The pride which “P&O” refers to is bigger than the individual level. We are talking about “company pride”, “departmental pride”, and “fire service pride”. We need to have pride in the bigger picture. If we have pride in our company, then we will be willing to go the extra mile to improve our company (or department). What if your company is the slow, outlying runt of the department? Perfect! What if your department is small, underfunded, and poorly motivated? Perfect! You have the perfect opportunity to display the effects of company pride. Start by leading the example yourself. Take some extra time to do some short drills/P.T., clean and fix up forgotten tools or repair a worn and broken area in the firehouse (every ‘house older than 1 year has SOMETHING broken). If you are a full-timer, do this after normal work hours, while the others are watching t.v. If you are a volunteer, do it on a night when there is no regular training and you aren’t assigned to a duty shift. You may be alone at first. You may attract remarks questioning the purpose of your actions. Hopefully, others will eventually join in. Once you build “company pride”, it becomes a nearly unstoppable force. Each shift wants to contribute more than the others, each company wants to work harder than their neighbor, each department wants to be the best, and we ALL want to make the fire service function better and more efficiently.
Jason Jefferies at Working the Job posted THIS article, which includes an email from a retiring Charlotte (NC) fireman. What is one of the things that stands out to me in this post? He doesn’t just refer to himself as “a fireman”, he repeatedly calls himself a “Charlotte fireman”. He doesn’t just hold pride in our profession; he has pride in his department. Officers and senior firemen, this is for you. Company pride is the key to your crews working harder, training more, and ENJOYING the job at YOUR department. Make sure that your crews aren’t simply “proud to be firefighters”. They should be “proud to be (insert your dept. here) firefighters”. This is huge for retention problems in both the paid AND vollie worlds. If your members are simply “firefighters”, they will have no problem leaving for another department if morale gets bleak in your ‘house. However, if they are proud to be “(insert dept. name) firefighters”, they will be hard pressed to leave under any circumstance. Chiefs and administrators, let your personnel build pride in their department. If they see a need for improving a piece of front-line equipment, let them do it. They know when something isn’t working, they use that equipment…you don’t. Their lives depend on the proper function of that equipment…yours doesn’t. Let them make the department their own. If they want to build tables and other firehouse items, encourage it. If they decide to start an impromptu drill, *GASP*, WITHOUT an officer…let them roll with it. Stop the micro-management, it stunts department growth, quells company pride, and buries morale in a grave of dissolved motivation.

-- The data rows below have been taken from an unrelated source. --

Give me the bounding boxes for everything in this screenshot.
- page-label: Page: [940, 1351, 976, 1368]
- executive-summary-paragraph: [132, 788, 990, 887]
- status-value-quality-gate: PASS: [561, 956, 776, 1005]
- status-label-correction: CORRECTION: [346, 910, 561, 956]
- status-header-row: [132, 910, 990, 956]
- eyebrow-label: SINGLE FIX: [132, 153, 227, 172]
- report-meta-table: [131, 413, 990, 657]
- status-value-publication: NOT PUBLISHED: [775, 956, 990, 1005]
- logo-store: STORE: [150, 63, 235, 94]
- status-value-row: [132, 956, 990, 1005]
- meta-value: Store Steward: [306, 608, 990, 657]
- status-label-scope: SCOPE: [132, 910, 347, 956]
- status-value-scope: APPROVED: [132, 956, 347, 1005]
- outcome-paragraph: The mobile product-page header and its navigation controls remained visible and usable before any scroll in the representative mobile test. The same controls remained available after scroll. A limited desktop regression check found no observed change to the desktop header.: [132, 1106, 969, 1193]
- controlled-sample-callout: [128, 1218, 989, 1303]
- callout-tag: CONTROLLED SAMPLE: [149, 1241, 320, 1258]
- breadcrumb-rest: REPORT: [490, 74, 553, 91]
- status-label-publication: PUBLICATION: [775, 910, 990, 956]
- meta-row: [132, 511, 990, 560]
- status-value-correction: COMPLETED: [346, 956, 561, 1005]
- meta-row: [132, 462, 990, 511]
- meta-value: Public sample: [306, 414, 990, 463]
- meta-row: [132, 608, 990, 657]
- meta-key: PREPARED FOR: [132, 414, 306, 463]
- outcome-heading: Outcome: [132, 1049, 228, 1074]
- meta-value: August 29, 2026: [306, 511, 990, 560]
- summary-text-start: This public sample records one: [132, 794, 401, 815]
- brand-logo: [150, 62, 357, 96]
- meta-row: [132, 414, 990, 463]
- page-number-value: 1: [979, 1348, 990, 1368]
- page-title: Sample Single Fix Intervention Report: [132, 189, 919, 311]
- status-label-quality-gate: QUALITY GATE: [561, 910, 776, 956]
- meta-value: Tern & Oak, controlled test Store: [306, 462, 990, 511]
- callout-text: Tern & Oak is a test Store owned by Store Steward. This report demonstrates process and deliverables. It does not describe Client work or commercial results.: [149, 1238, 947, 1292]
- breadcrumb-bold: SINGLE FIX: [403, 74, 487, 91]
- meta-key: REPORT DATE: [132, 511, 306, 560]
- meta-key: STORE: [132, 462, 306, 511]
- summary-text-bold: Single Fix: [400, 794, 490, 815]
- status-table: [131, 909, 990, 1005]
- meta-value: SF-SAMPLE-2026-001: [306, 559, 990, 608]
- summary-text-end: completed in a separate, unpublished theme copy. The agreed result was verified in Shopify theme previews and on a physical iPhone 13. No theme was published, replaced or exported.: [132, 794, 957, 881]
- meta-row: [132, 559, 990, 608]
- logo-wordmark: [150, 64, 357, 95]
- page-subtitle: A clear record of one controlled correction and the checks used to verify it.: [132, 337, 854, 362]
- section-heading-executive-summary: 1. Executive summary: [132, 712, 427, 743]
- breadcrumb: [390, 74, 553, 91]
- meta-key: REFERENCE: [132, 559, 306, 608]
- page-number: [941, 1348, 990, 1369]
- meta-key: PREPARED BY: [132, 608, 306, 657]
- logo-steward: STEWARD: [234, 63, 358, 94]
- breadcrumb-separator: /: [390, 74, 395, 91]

“Ownership” picks up where the “pride” leaves off. Once there is a fair amount of company pride developed, we begin to OWN our company. This means taking everything that happens to the company “to heart”. If something happens to the company, it happens to you. If a tool is dirty or broken, it is YOUR fault because that is YOUR tool. This doesn’t mean that those tools don’t belong to your Brothers, they should feel the same. If something isn’t right, you fix it. Take things personally. Don’t just be a member/employee of your department, make that department YOUR OWN. If every member makes that personal commitment to the company, there will be a dramatic improvement around the ‘house. This all goes back to “company pride”.